Merge pull request #559 from public/rsa-keys
RSA keys
diff --git a/cryptography/hazmat/primitives/asymmetric/__init__.py b/cryptography/hazmat/primitives/asymmetric/__init__.py
new file mode 100644
index 0000000..e69de29
--- /dev/null
+++ b/cryptography/hazmat/primitives/asymmetric/__init__.py
diff --git a/cryptography/hazmat/primitives/asymmetric/rsa.py b/cryptography/hazmat/primitives/asymmetric/rsa.py
new file mode 100644
index 0000000..1b33eaa
--- /dev/null
+++ b/cryptography/hazmat/primitives/asymmetric/rsa.py
@@ -0,0 +1,149 @@
+# Licensed under the Apache License, Version 2.0 (the "License");
+# you may not use this file except in compliance with the License.
+# You may obtain a copy of the License at
+#
+# http://www.apache.org/licenses/LICENSE-2.0
+#
+# Unless required by applicable law or agreed to in writing, software
+# distributed under the License is distributed on an "AS IS" BASIS,
+# WITHOUT WARRANTIES OR CONDITIONS OF ANY KIND, either express or
+# implied.
+# See the License for the specific language governing permissions and
+# limitations under the License.
+
+from __future__ import absolute_import, division, print_function
+
+import sys
+
+import six
+
+from cryptography import utils
+from cryptography.hazmat.primitives import interfaces
+
+
+def _bit_length(x):
+ if sys.version_info >= (2, 7):
+ return x.bit_length()
+ else:
+ return len(bin(x)) - (2 + (x <= 0))
+
+
+@utils.register_interface(interfaces.RSAPublicKey)
+class RSAPublicKey(object):
+ def __init__(self, public_exponent, modulus):
+ if (
+ not isinstance(public_exponent, six.integer_types) or
+ not isinstance(modulus, six.integer_types)
+ ):
+ raise TypeError("RSAPublicKey arguments must be integers")
+
+ if modulus < 3:
+ raise ValueError("modulus must be >= 3")
+
+ if public_exponent < 3 or public_exponent >= modulus:
+ raise ValueError("public_exponent must be >= 3 and < modulus")
+
+ if public_exponent & 1 == 0:
+ raise ValueError("public_exponent must be odd")
+
+ self._public_exponent = public_exponent
+ self._modulus = modulus
+
+ @property
+ def key_size(self):
+ return _bit_length(self.modulus)
+
+ @property
+ def public_exponent(self):
+ return self._public_exponent
+
+ @property
+ def modulus(self):
+ return self._modulus
+
+ @property
+ def e(self):
+ return self.public_exponent
+
+ @property
+ def n(self):
+ return self.modulus
+
+
+@utils.register_interface(interfaces.RSAPrivateKey)

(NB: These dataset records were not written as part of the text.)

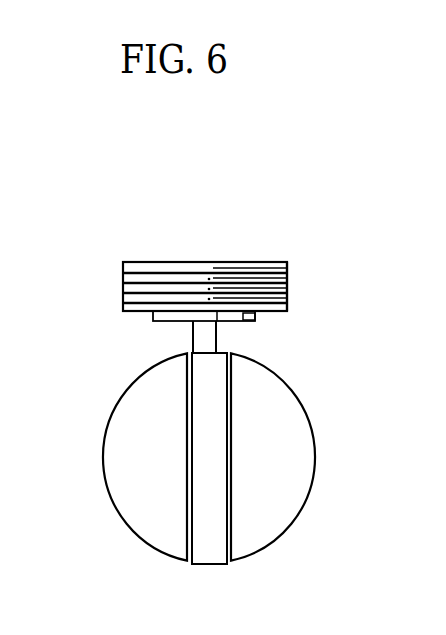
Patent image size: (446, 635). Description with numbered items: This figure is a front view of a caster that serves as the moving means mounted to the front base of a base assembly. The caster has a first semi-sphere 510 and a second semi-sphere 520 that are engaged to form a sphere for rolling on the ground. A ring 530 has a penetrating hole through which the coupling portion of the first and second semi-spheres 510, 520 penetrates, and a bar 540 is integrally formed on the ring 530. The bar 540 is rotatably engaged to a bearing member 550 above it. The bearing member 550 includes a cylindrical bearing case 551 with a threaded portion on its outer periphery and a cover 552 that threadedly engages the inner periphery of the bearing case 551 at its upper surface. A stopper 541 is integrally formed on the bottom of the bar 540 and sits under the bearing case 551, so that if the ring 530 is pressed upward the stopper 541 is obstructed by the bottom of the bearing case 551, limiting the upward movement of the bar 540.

The first semi-sphere 510 is at (153, 525).
The second semi-sphere 520 is at (272, 523).
The ring 530 is at (215, 553).
The bar 540 is at (193, 337).
The stopper 541 is at (243, 322).
The bearing member 550 is at (117, 290).
The bearing case 551 is at (287, 283).
The cover 552 is at (233, 262).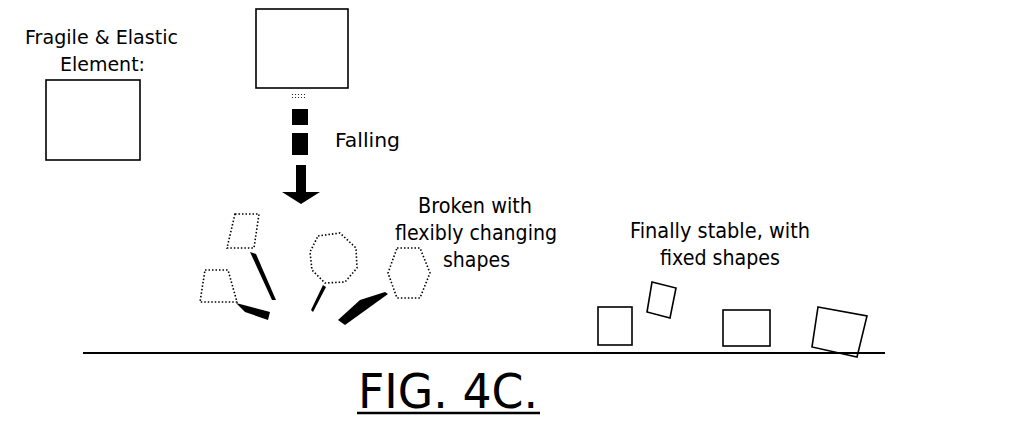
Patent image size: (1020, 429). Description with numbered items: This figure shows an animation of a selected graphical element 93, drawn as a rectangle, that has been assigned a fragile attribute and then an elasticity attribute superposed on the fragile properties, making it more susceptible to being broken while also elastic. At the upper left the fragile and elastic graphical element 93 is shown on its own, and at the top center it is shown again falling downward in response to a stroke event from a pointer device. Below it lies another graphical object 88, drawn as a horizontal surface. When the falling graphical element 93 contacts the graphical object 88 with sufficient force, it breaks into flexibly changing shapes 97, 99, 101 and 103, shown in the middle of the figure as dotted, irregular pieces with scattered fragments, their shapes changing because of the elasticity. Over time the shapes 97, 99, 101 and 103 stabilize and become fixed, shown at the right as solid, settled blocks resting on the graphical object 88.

The graphical object 88 is at (118, 353).
The graphical element 93 is at (117, 160).
The flexibly changing shape 97 is at (213, 302).
The flexibly changing shape 99 is at (232, 228).
The flexibly changing shape 101 is at (331, 235).
The flexibly changing shape 103 is at (405, 298).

+class RSAPrivateKey(object):
+ def __init__(self, p, q, private_exponent, public_exponent, modulus):
+ if (
+ not isinstance(p, six.integer_types) or
+ not isinstance(q, six.integer_types) or
+ not isinstance(private_exponent, six.integer_types) or
+ not isinstance(public_exponent, six.integer_types) or
+ not isinstance(modulus, six.integer_types)
+ ):
+ raise TypeError("RSAPrivateKey arguments must be integers")
+
+ if modulus < 3:
+ raise ValueError("modulus must be >= 3")
+
+ if p >= modulus:
+ raise ValueError("p must be < modulus")
+
+ if q >= modulus:
+ raise ValueError("q must be < modulus")
+
+ if private_exponent >= modulus:
+ raise ValueError("private_exponent must be < modulus")
+
+ if public_exponent < 3 or public_exponent >= modulus:
+ raise ValueError("public_exponent must be >= 3 and < modulus")
+
+ if public_exponent & 1 == 0:
+ raise ValueError("public_exponent must be odd")
+
+ if p * q != modulus:
+ raise ValueError("p*q must equal modulus")
+
+ self._p = p
+ self._q = q
+ self._private_exponent = private_exponent
+ self._public_exponent = public_exponent
+ self._modulus = modulus
+
+ @property
+ def key_size(self):
+ return _bit_length(self.modulus)
+
+ def public_key(self):
+ return RSAPublicKey(self.public_exponent, self.modulus)
+
+ @property
+ def p(self):
+ return self._p
+
+ @property
+ def q(self):
+ return self._q
+
+ @property
+ def private_exponent(self):
+ return self._private_exponent
+
+ @property
+ def public_exponent(self):
+ return self._public_exponent
+
+ @property
+ def modulus(self):
+ return self._modulus
+
+ @property
+ def d(self):
+ return self.private_exponent
+
+ @property
+ def e(self):
+ return self.public_exponent
+
+ @property
+ def n(self):
+ return self.modulus
diff --git a/docs/hazmat/primitives/index.rst b/docs/hazmat/primitives/index.rst
index bde0739..38ed24c 100644
--- a/docs/hazmat/primitives/index.rst
+++ b/docs/hazmat/primitives/index.rst
@@ -11,5 +11,6 @@
symmetric-encryption
padding
key-derivation-functions
+ rsa
constant-time
interfaces
diff --git a/docs/hazmat/primitives/rsa.rst b/docs/hazmat/primitives/rsa.rst
new file mode 100644
index 0000000..7c6356c
--- /dev/null
+++ b/docs/hazmat/primitives/rsa.rst
@@ -0,0 +1,58 @@
+.. hazmat::
+
+RSA
+===
+
+.. currentmodule:: cryptography.hazmat.primitives.asymmetric.rsa
+
+`RSA`_ is a `public-key`_ algorithm for encrypting and signing messages.
+
+.. class:: RSAPrivateKey(p, q, private_exponent, public_exponent, modulus)
+
+ .. versionadded:: 0.2
+
+ An RSA private key is required for decryption and signing of messages.
+
+ Normally you do not need to directly construct private keys because you'll
+ be loading them from a file or generating them automatically.
+
+ .. warning::
+ This method only checks a limited set of properties of its arguments.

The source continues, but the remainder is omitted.